Et comme ils fixaient encore le ciel où Jésus s’en allait,
voici que, devant eux, se tenaient deux hommes en vêtements blancs,
qui leur dirent : « Galiléens, pourquoi restez-vous là à regarder vers le ciel ?
Ce Jésus qui a été enlevé au ciel d’auprès de vous,
viendra de la même manière que vous l’avez vu s’en aller vers le ciel. »
Ac 1, 1-11
Dans le texte qui conclut son Évangile, saint Luc nous fait entendre les dernières paroles de Jésus ressuscité adressées aux Onze et à leurs compagnons au cours d’un repas.
Jésus ressuscité, apparaissant à ses disciples leur dit :
« Ainsi est-il écrit que le Christ souffrirait,
qu’il ressusciterait d’entre les morts le troisième jour,
et que la conversion serait proclamée en son nom, pour le pardon des péchés,
à toutes les nations, en commençant par Jérusalem.
À vous d’en être les témoins.
Et moi, je vais envoyer sur vous ce que mon Père a promis.
Quant à vous, demeurez dans la ville
jusqu’à ce que vous soyez revêtus d’une puissance venue d’en haut. »
Puis Jésus les emmena au dehors, jusque vers Béthanie ;
et, levant les mains, il les bénit.
Or, tandis qu’il les bénissait, il se sépara d’eux et il était emporté au ciel.
Ils se prosternèrent devant lui, puis ils retournèrent à Jérusalem, en grande joie.
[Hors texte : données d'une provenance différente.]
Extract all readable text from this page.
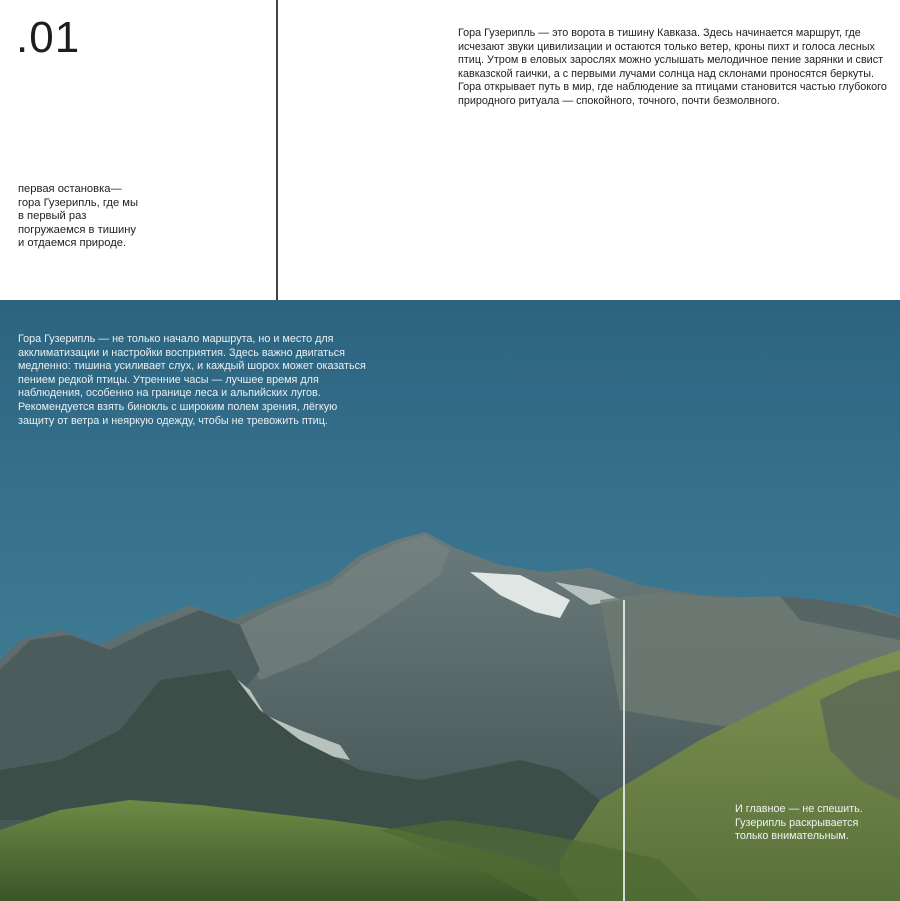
.01
первая остановка— гора Гузерипль, где мы в первый раз погружаемся в тишину и отдаемся природе.
Гора Гузерипль — это ворота в тишину Кавказа. Здесь начинается маршрут, где исчезают звуки цивилизации и остаются только ветер, кроны пихт и голоса лесных птиц. Утром в еловых зарослях можно услышать мелодичное пение зарянки и свист кавказской гаички, а с первыми лучами солнца над склонами проносятся беркуты. Гора открывает путь в мир, где наблюдение за птицами становится частью глубокого природного ритуала — спокойного, точного, почти безмолвного.
Гора Гузерипль — не только начало маршрута, но и место для акклиматизации и настройки восприятия. Здесь важно двигаться медленно: тишина усиливает слух, и каждый шорох может оказаться пением редкой птицы. Утренние часы — лучшее время для наблюдения, особенно на границе леса и альпийских лугов. Рекомендуется взять бинокль с широким полем зрения, лёгкую защиту от ветра и неяркую одежду, чтобы не тревожить птиц.
И главное — не спешить. Гузерипль раскрывается только внимательным.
Et ils étaient sans cesse dans le Temple à bénir Dieu.
Lc 24 46-53
Jésus invite ses disciples à se souvenir de la manière dont il a interprété et vécu les Écritures à son sujet. C’est de cela qu’ils ont la charge d’être les témoins », leur dit-il comme mot d’adieu et d’envoi en mission. Il leur déclare qu’il est vain pour eux de s’installer dans la perspective du moment de l’accomplissement final du Royaume de Dieu. Lorsqu’un ami, lorsqu’un proche meurt, vient le temps du deuil. Il faut du temps pour accepter son absence, pour organiser sa vie autrement. Il faut au temps le temps de faire son travail. Cela peut durer un an ou plus parfois. C’est un peu le sens de cette fête de l’Ascension. Elle arrive 40 jours après Pâques. Un chiffre symbolique dans la Bible. Rappelons-nous les 40 ans d’Israël et les 40 jours de Jésus au désert. Ce temps du deuil n’est pas un temps vide, un temps mort. C’est un temps où l’on continue d’habiter avec celui qui s’en est allé, de lui parler, de se souvenir de son visage, de ses paroles. C’est un temps où l’on envisage aussi l’avenir. Il n’est plus là et cependant il est vivant, ressuscité et donc, il faut prendre le relais, se retrousser les manches, se prendre en main, et aussi continuer à vivre, poursuivre sa tâche et son idéal. En attendant sa venue de la gloire.